‘Monday blues’ and ‘Thank God it’s Friday’ will never go away, but companies can try to ensure that employees say them more in jest
'Happiness' has been making headlines over the past few weeks, though India didn’t have much to cheer about, as it figured among 10 countries that saw the largest declines in happiness levels between 2005-07 and 2013-15.
According to the World Happiness Report which ranked 156 countries, India was at the 118th spot -- one below last year’s ranking. But what must have hurt the powers that be was that even Saudi Arabia, Somalia and Pakistan were rated happier than India.
The other set of headlines around 'happiness' in recent weeks were sundry announcements regarding 'ministry of happiness' by a few governments.
While Madhya Pradesh Chief Minister Shivraj Singh Chouhan announced he would set up such a ministry soon, a Russian lawmaker and close ally of President Vladimir Putin said her country would do well to take its cue from the United Arab Emirates, which has set up a Ministry of Happiness.
The public acknowledgement prompted the UAE prime minister to tell Russian news agencies last week that the main purpose of that ministry was the belief that a happy person would not strive to become a terrorist. Interestingly enough, the UAE isn’t the first country to have such a ministry.
That honour goes to Venezuela. And, Bhutan has for years compiled a gross national happiness index, in an effort to track the well-being of its citizens.
'Happiness' wasn’t restricted to government initiatives alone over the past few days; it played out at the workplace, too.
On Tuesday, London-based The Happiness Index, a start-up that claims to be able to measure happiness in your business, closed a £500,000 funding round from a group of private angel investors.

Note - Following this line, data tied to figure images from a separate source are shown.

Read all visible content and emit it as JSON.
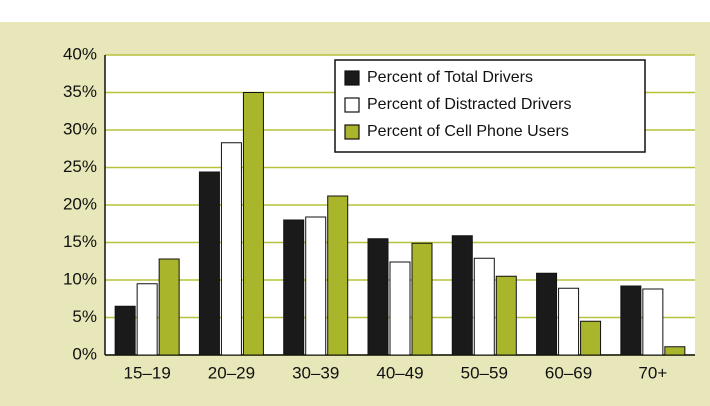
{
  "chart_data": {
    "type": "bar",
    "categories": [
      "15–19",
      "20–29",
      "30–39",
      "40–49",
      "50–59",
      "60–69",
      "70+"
    ],
    "series": [
      {
        "name": "Percent of Total Drivers",
        "color": "#1a1a1a",
        "values": [
          6.5,
          24.4,
          18,
          15.5,
          15.9,
          10.9,
          9.2
        ]
      },
      {
        "name": "Percent of Distracted Drivers",
        "color": "#ffffff",
        "values": [
          9.5,
          28.3,
          18.4,
          12.4,
          12.9,
          8.9,
          8.8
        ]
      },
      {
        "name": "Percent of Cell Phone Users",
        "color": "#a9b52b",
        "values": [
          12.8,
          35,
          21.2,
          14.9,
          10.5,
          4.5,
          1.1
        ]
      }
    ],
    "ylim": [
      0,
      40
    ],
    "yticks": [
      {
        "value": 0,
        "label": "0%"
      },
      {
        "value": 5,
        "label": "5%"
      },
      {
        "value": 10,
        "label": "10%"
      },
      {
        "value": 15,
        "label": "15%"
      },
      {
        "value": 20,
        "label": "20%"
      },
      {
        "value": 25,
        "label": "25%"
      },
      {
        "value": 30,
        "label": "30%"
      },
      {
        "value": 35,
        "label": "35%"
      },
      {
        "value": 40,
        "label": "40%"
      }
    ],
    "grid": true,
    "grid_color": "#b7c23a",
    "legend": "upper right"
  }
}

Launched in 2014, the company says it has enabled more than 40,000 employees in its client-companies to ask tailored questions using a scoring system to provide insights on the extent of happiness in their organisations.
An index to measure happiness at your workplace may seem like too corny an idea, but the experience of some of the world’s most attractive employers shows companies can no longer ignore the happiness quotient in their organisations.
A consulting firm, which is working on a report to figure out what bothers employees the most, says that as high as 60 per cent of talented employees are considering leaving their existing jobs.
The point is that employers are completely off track if they think money and flexible timing alone will help reverse this situation.
Beyond a certain financial reward threshold, it’s all about being engaged at work and being trusted.
The survey shows job satisfaction is the overwhelmingly biggest factor for talented employees, which means employees want to be happy in their roles so that they enjoy coming to office every morning.
Also, organisations have to look at letting employees do what they do best instead of trying to micro-manage them to death.
That’s because employees need time and freedom to generate new ideas -- we live in a world driven by the next innovative idea.
Another critical factor is recognition -- something that is ignored consistently even by the most modern organisations.
This is surprising, as it is plain common sense that recognition significantly improves employee engagement, pride and overall happiness, which have a direct impact on their productivity.
But this should be done carefully -- faking it could have a serious repercussion on the morale of employees, who can easily find out when you are appreciating somebody’s work without meaning it.
In any case, according to a University of Florida study, even model employees and star performers start to misbehave when they are angry at work, dislike their jobs, or believe their supervisors are unfair.
Studies from psychology and neurology have shown that people who experience positive emotions are more efficient and creative.
Employees tend to get ill less often, and many even stay at the company longer, reducing the huge efforts to recruit new employees.
To be sure, expressions such as 'Monday blues' and 'Thank God it’s Friday' will never go away, but what companies can do is to make sure that employees say them more in jest.
To begin with, if you are a manager, try this out: Since you can shape the office environment with something as simple as the expression you wear when walking into work, try and smile more often.
Chances are your teammates will smile back.
That’s like sowing the first seeds of happiness at your workplace.